Even more, malaysiakini has given respectability for Internet newspapers. Malaysiakini has faults aplenty, it works on a shoestring budget, its reporters are almost all newcomers to the trade, but its reach is undeniable. It is now required reading for any who wants to know the trends in Malaysia. It has more "meat" in its still skimpy online newspaper than all the mainstream newspapers put together. More important, it has forced the mainstream newspapers to improve their coverage, with The Sun leading the pack.

But it gets little or no local support. Rehman Rashid's AgendaMalaysia shut down when it ran out of funds. When newspapers die, for lack of money or whatever, a piece of a nation's history dies with it. But no business man, even those who contribute millions of dollars to charities if that comes with it the right to sup at the prime minister's table, would not even consider supporting malaysiakini.

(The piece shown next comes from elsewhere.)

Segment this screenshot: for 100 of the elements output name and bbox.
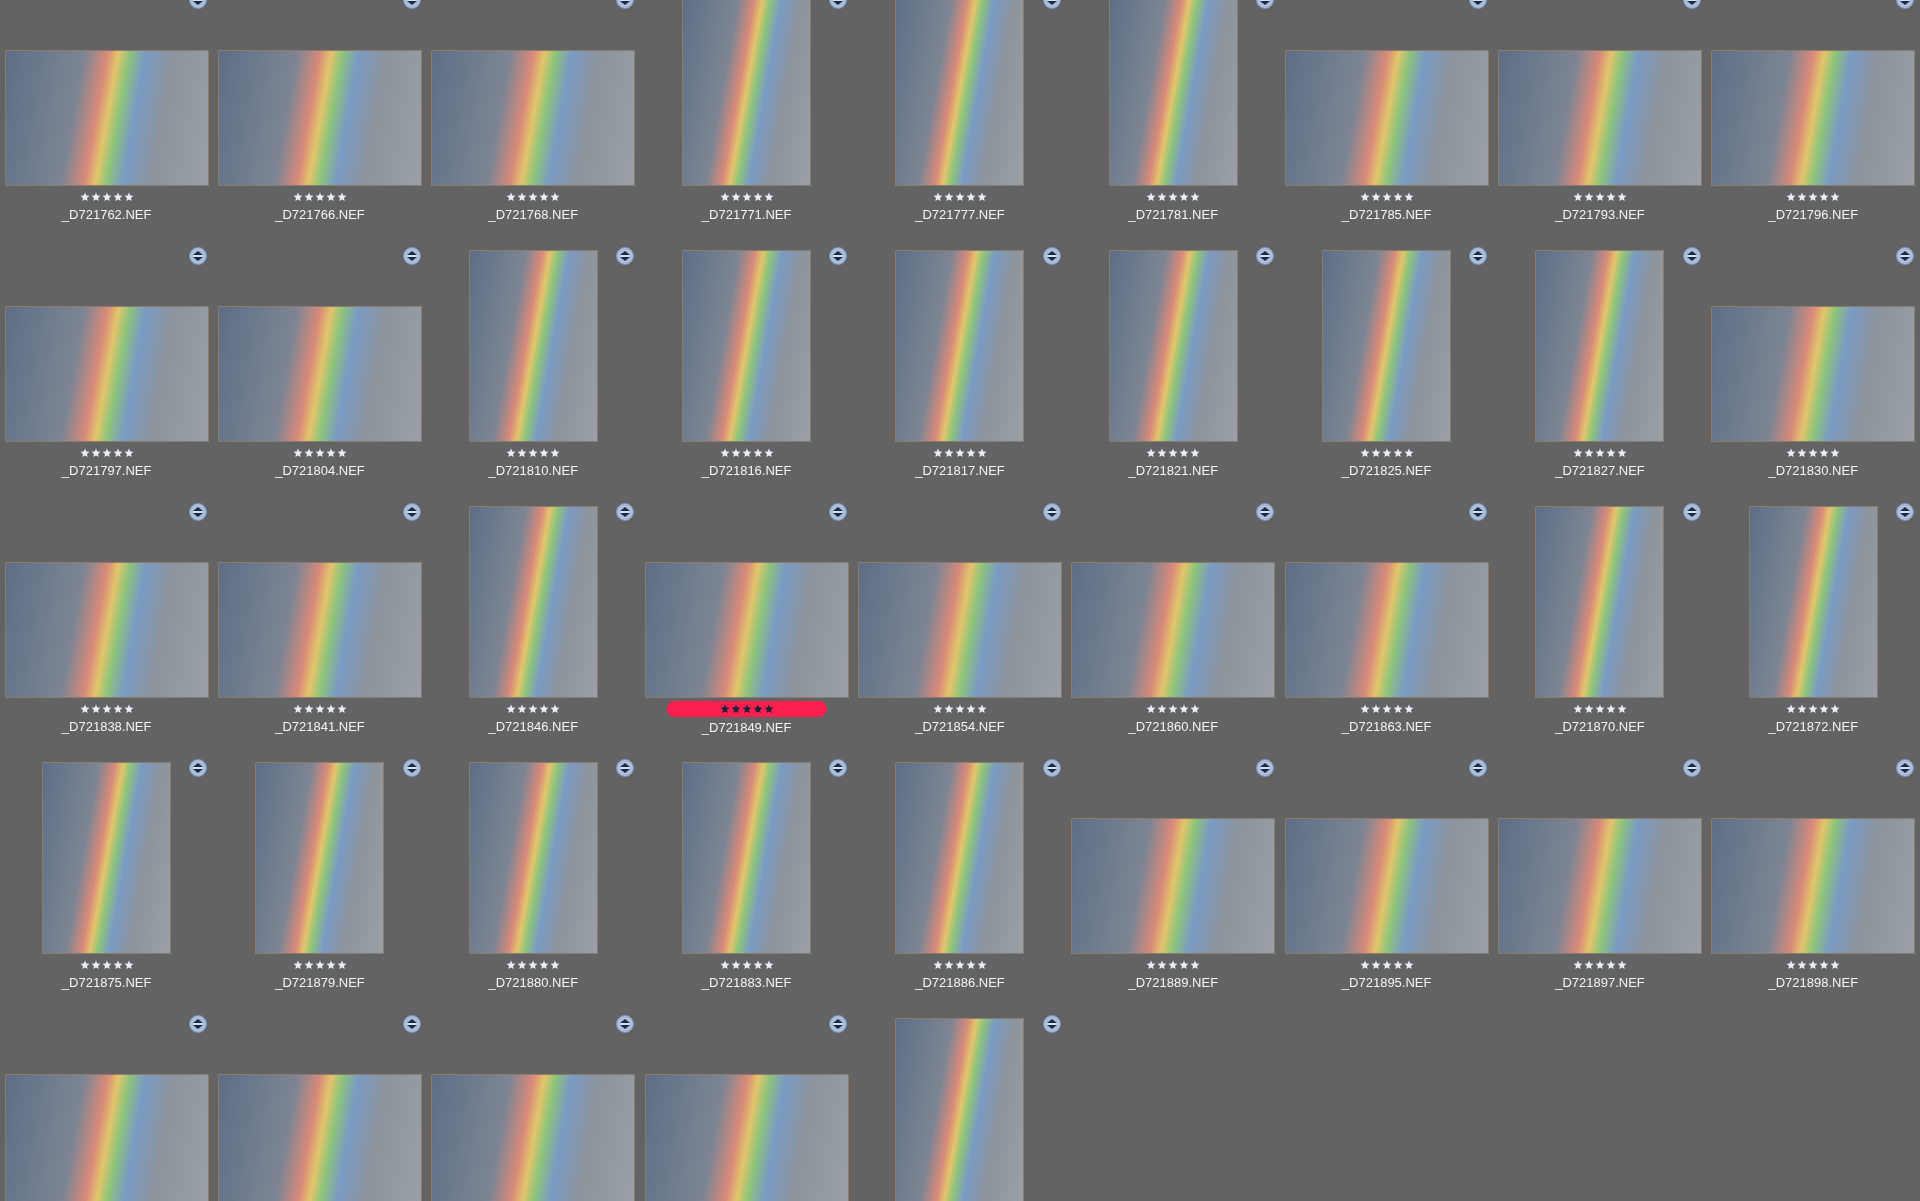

He certainly would not when Zam makes wild accusations about it as he did yesterday (Zam: Journalists free to cover ministers, Feb 11). Press freedom will come to Malaysia only when the government allows the right of all newspapers to report what they feel must be reported. It would not come when on "sensitive" topics, all the mainstream newspapers give up the ghost and depend on Bernama for coverage, but so placed that the reader thinks it is by the newspaper.

Press freedom does not come because reporters are allowed to surround cabinet ministers to ask inane questions; nor when you deny accreditation because you do not like what the newspaper, Internet or otherwise, report; nor when political parties are disallowed their right to express their views except under controlled limits. Zam's comments extols this debilitating view of press freedom in Malaysia.